# Coolant sensor location



## sillysod (Mar 26, 2007)

Okay I have looked and can't seem to find where the coolant sensor is for the analog dash gauge on my 03 passat glx.
I am sure the connector is loose or something like that because I drive the gauge goes on and off intermittently. No lights etc, and car runs fine, just annoying.


----------



## sillysod (Mar 26, 2007)

*Re: Coolant sensor location (sillysod)*

anyone?


----------



## O_o (Nov 12, 2009)

*FV-QR*

It's at the back (firewall side) of the bank 1 (passenger side) cylinder head. Remove the beauty cover and the flex hose coming out of your airbox, and you'll find it underneath about where the right-hand side of said flex hose is in your picture.

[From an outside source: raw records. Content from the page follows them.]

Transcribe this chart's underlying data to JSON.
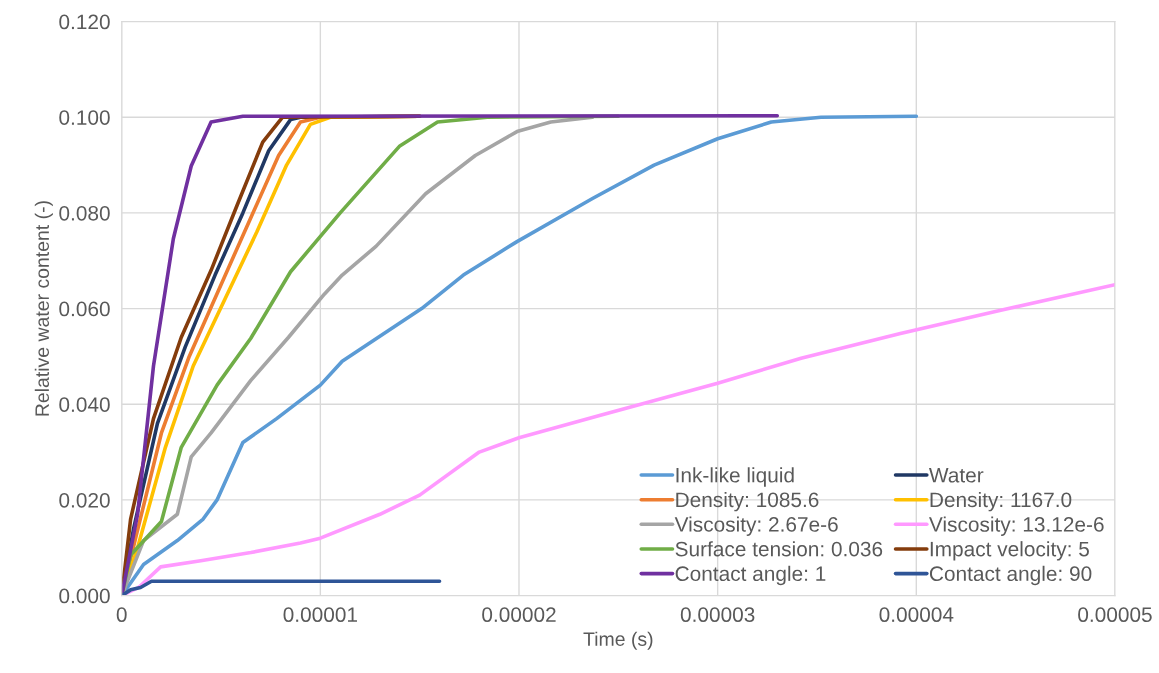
{
  "chart_data": {
    "type": "line",
    "xlabel": "Time (s)",
    "ylabel": "Relative water content (-)",
    "xlim": [
      0,
      5e-05
    ],
    "ylim": [
      0,
      0.12
    ],
    "xticks": [
      0,
      {
        "value": 1e-05,
        "label": "0.00001"
      },
      {
        "value": 2e-05,
        "label": "0.00002"
      },
      {
        "value": 3e-05,
        "label": "0.00003"
      },
      {
        "value": 4e-05,
        "label": "0.00004"
      },
      {
        "value": 5e-05,
        "label": "0.00005"
      }
    ],
    "yticks": [
      {
        "value": 0,
        "label": "0.000"
      },
      {
        "value": 0.02,
        "label": "0.020"
      },
      {
        "value": 0.04,
        "label": "0.040"
      },
      {
        "value": 0.06,
        "label": "0.060"
      },
      {
        "value": 0.08,
        "label": "0.080"
      },
      {
        "value": 0.1,
        "label": "0.100"
      },
      {
        "value": 0.12,
        "label": "0.120"
      }
    ],
    "grid": true,
    "legend": "bottom right",
    "marker": "none",
    "line_style": "solid",
    "series": [
      {
        "name": "Ink-like liquid",
        "color": "#5b9bd5",
        "x": [
          0,
          1.1e-06,
          2.8e-06,
          4.1e-06,
          4.8e-06,
          6.1e-06,
          7.8e-06,
          1e-05,
          1.11e-05,
          1.51e-05,
          1.72e-05,
          1.99e-05,
          2.37e-05,
          2.68e-05,
          3e-05,
          3.27e-05,
          3.52e-05,
          4e-05
        ],
        "values": [
          0,
          0.0065,
          0.0115,
          0.016,
          0.02,
          0.032,
          0.037,
          0.044,
          0.049,
          0.06,
          0.067,
          0.074,
          0.083,
          0.09,
          0.0955,
          0.099,
          0.1,
          0.1002
        ]
      },
      {
        "name": "Water",
        "color": "#203864",
        "x": [
          0,
          6e-07,
          1.8e-06,
          3.2e-06,
          4.7e-06,
          6.1e-06,
          7.4e-06,
          8.5e-06,
          9e-06,
          1.5e-05
        ],
        "values": [
          0,
          0.014,
          0.036,
          0.052,
          0.067,
          0.08,
          0.093,
          0.0995,
          0.1,
          0.1002
        ]
      },
      {
        "name": "Density: 1085.6",
        "color": "#ed7d31",
        "x": [
          0,
          7e-07,
          2e-06,
          3.4e-06,
          5e-06,
          6.5e-06,
          7.9e-06,
          9e-06,
          1e-05,
          1.5e-05
        ],
        "values": [
          0,
          0.012,
          0.034,
          0.05,
          0.065,
          0.079,
          0.092,
          0.099,
          0.1,
          0.1002
        ]
      },
      {
        "name": "Density: 1167.0",
        "color": "#ffc000",
        "x": [
          0,
          8e-07,
          2.2e-06,
          3.6e-06,
          5.2e-06,
          6.8e-06,
          8.3e-06,
          9.5e-06,
          1.05e-05,
          1.5e-05
        ],
        "values": [
          0,
          0.01,
          0.031,
          0.048,
          0.062,
          0.076,
          0.09,
          0.0985,
          0.1,
          0.1002
        ]
      },
      {
        "name": "Viscosity: 2.67e-6",
        "color": "#a5a5a5",
        "x": [
          0,
          1.1e-06,
          2.8e-06,
          3.5e-06,
          4.5e-06,
          6.5e-06,
          8.4e-06,
          1.02e-05,
          1.11e-05,
          1.28e-05,
          1.53e-05,
          1.78e-05,
          1.99e-05,
          2.16e-05,
          2.37e-05
        ],
        "values": [
          0,
          0.0115,
          0.017,
          0.029,
          0.034,
          0.045,
          0.054,
          0.063,
          0.067,
          0.073,
          0.084,
          0.092,
          0.097,
          0.099,
          0.1
        ]
      },
      {
        "name": "Viscosity: 13.12e-6",
        "color": "#ff99ff",
        "x": [
          0,
          8.5e-07,
          1.96e-06,
          3.98e-06,
          6.5e-06,
          9e-06,
          1e-05,
          1.3e-05,
          1.5e-05,
          1.8e-05,
          2e-05,
          2.41e-05,
          3e-05,
          3.42e-05,
          3.92e-05,
          4.42e-05,
          5e-05
        ],
        "values": [
          0,
          0.0017,
          0.006,
          0.0073,
          0.009,
          0.011,
          0.012,
          0.017,
          0.021,
          0.03,
          0.033,
          0.0377,
          0.0444,
          0.0496,
          0.0548,
          0.0596,
          0.065
        ]
      },
      {
        "name": "Surface tension: 0.036",
        "color": "#70ad47",
        "x": [
          0,
          4.5e-07,
          2e-06,
          3e-06,
          4.8e-06,
          6.5e-06,
          8.5e-06,
          1.1e-05,
          1.4e-05,
          1.59e-05,
          1.84e-05,
          2.5e-05
        ],
        "values": [
          0,
          0.0085,
          0.0155,
          0.031,
          0.044,
          0.0538,
          0.0677,
          0.08,
          0.094,
          0.099,
          0.1,
          0.1002
        ]
      },
      {
        "name": "Impact velocity: 5",
        "color": "#843c0c",
        "x": [
          0,
          4.5e-07,
          1.6e-06,
          3e-06,
          4.5e-06,
          5.8e-06,
          7.1e-06,
          8.1e-06,
          1.5e-05
        ],
        "values": [
          0,
          0.016,
          0.037,
          0.054,
          0.068,
          0.0815,
          0.0948,
          0.1,
          0.1002
        ]
      },
      {
        "name": "Contact angle: 1",
        "color": "#7030a0",
        "x": [
          0,
          8e-07,
          1.6e-06,
          2.6e-06,
          3.5e-06,
          4.5e-06,
          6.1e-06,
          3.3e-05
        ],
        "values": [
          0,
          0.017,
          0.048,
          0.0746,
          0.0898,
          0.099,
          0.1002,
          0.1003
        ]
      },
      {
        "name": "Contact angle: 90",
        "color": "#2f5597",
        "x": [
          0,
          4.5e-07,
          9.5e-07,
          1.5e-06,
          1.6e-05
        ],
        "values": [
          0,
          0.0012,
          0.0017,
          0.003,
          0.003
        ]
      }
    ]
  }
}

Make sure you have the new one ready to go in immediately to minimize coolant loss and mess, or you can drain about half your coolant and fill it again after.


----------



## sillysod (Mar 26, 2007)

*Re: FV-QR ()*

thanks!


----------



## spitpilot (Feb 14, 2000)

*Re: FV-QR (sillysod)*

Do this with engine stone cold and coolant cap on tite and you'll lose hardly any coolant..I just put in a 1/2 cup distilled water top up when I did mine. Get extra lock clips...you drop one its gone..and you have to do this job by "braile"...I looked it over first with inspection mirror to get idea of what I"d be feelin my way thur..dropped clip...I tied a string on second one and tied it to my wrist so I could get it back if I dropped that one too...cut string off after I had it firmly in place...be sure you get old oring out sometimes they don't come out with sensor..you don't wanna try to install sensor with two orings!


----------



## sillysod (Mar 26, 2007)

*Re: FV-QR (spitpilot)*

I am pretty sure its just a connection problem.
sometimes the gauge works, sometimes it doesn't.
it's totaly intermittent.


----------



## tryin2vw (Dec 30, 2006)

*Re: FV-QR (sillysod)*

Being intermittent is a classic sign of a failing CTS.


----------



## aslamusman (Aug 6, 2007)

*Re: FV-QR (tryin2vw)*

I had the same issue on my Passat, the Temp gauge works fine and some time its completely dead, just replaced the sensor and its back to normal.


----------